The Rockefeller Foundation has been working in Asia for nearly 100 years, and has undertaken a broad portfolio of philanthropic work, with a strong historical focus on health and agriculture. This has enabled the Foundation to develop a strong organizational DNA regarding what works, when risks are worth taking, and how to mitigate them.
Foundations are well-positioned to take risks because they do not report to shareholders or governments and thus have a greater ability to absorb, and ideally more tolerance for, risk and failure.
“Philanthropic spending will always be much smaller than government or private sector outlays.”
While philanthropy is growing rapidly in Asia, philanthropic spending will always be much smaller than government or private sector outlays. Thinking strategically and spending carefully will always be key attributes for any successful philanthropic effort.
In recent years, the Foundation has engaged in a range of new fields in Asia—including urban climate change resilience, health systems, and impact investing. These efforts require the Foundation to take on a substantial amount of risk in its work.
The Foundation’s basic principles to managing risk and innovation:
- Innovation and risk are inherently linked—fostering innovation requires a higher tolerance for risk, so both are managed within a broader portfolio of work.
- Accepting and learning from failure—if all grants perform optimally, it would signal that we are not taking much risk.
- Fostering two types of innovation—adaptive and disruptive. Within both types there are social and technical components. However, social innovation tends to be more adaptive, while technical innovation can be either adaptive or disruptive.
Rockefeller’s efforts to develop public health and medical education in China in the 1920s, as well as its formative role in the Green Revolution in Asia, are two examples of highly innovative approaches to development that integrated multiple strands of work into impactful efforts.
“Risk is managed by creating a flexible structure that can engage when countries are ready to move, and back off when they are not.”
In China, the effort was to build not only the Peking Union Medical College, but to train people and build national networks of practitioners and the field of public health, a field in its infancy then. Similarly, for the Green Revolution, the investments in agricultural research institutes in Asia, in the training of agricultural scientists, and engagement at the policy level and among large donors to build political and financial support were as important as the development of the improved rice varieties.
The Foundation is currently engaged in a number of innovative efforts in Asia that aim to “move the development needle” in significant ways.
The Asian Cities Climate Change Resilience Network (ACCCRN) is an effort to build the field of urban climate change resilience in ten medium-sized cities in four countries. This involves both technical innovation (the field itself is very new), while also employing a highly consultative process with key stakeholders, and fostering a network that will live beyond the life of the current work.

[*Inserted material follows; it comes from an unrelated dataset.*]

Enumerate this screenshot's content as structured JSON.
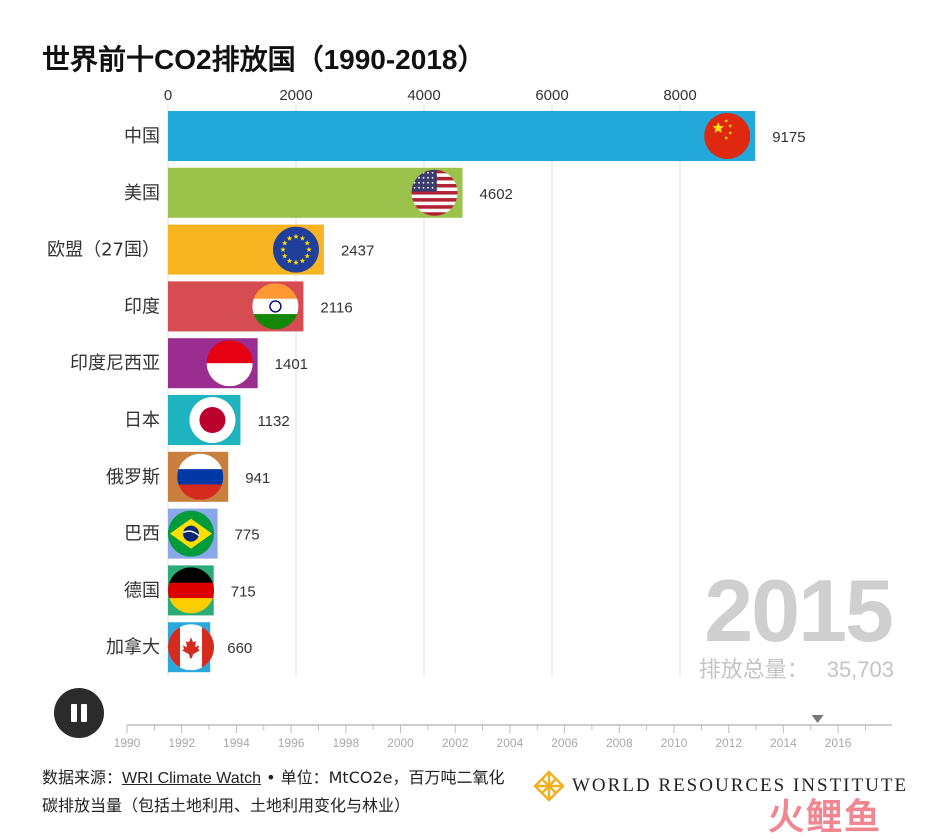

The efforts to foster universal health coverage (UHC) in Asia have been promulgated through a combination of building high level political support at national and international levels, undertaking strategic in-country investments focused on core technical/political agencies that can drive UHC, and supporting the Joint Learning Network among nine countries in Asia and Africa. This network innovates socially by placing a heavy emphasis upon leveraging “existing knowledge” in non-traditional ways by creating a facilitative South-South policy/practice learning network among health ministries and insurance agencies, as opposed to sending technical experts to countries. Risk is managed by creating a flexible structure that can engage when countries are ready to move, and back off when they are not.
In summary:
- Don’t innovate or take risk for the sake of doing so. Rather, undertake a rigorous calculation regarding when innovation will enable achievement of broader objectives.
- Innovation cannot be content-free. It’s not a means of throwing ideas around to see what sticks, but an effort to reflect deeply upon problems and opportunities, and identify new approaches.
- Risk is part of a larger portfolio of work—not all efforts are high risk, but if none is risky, then something is wrong.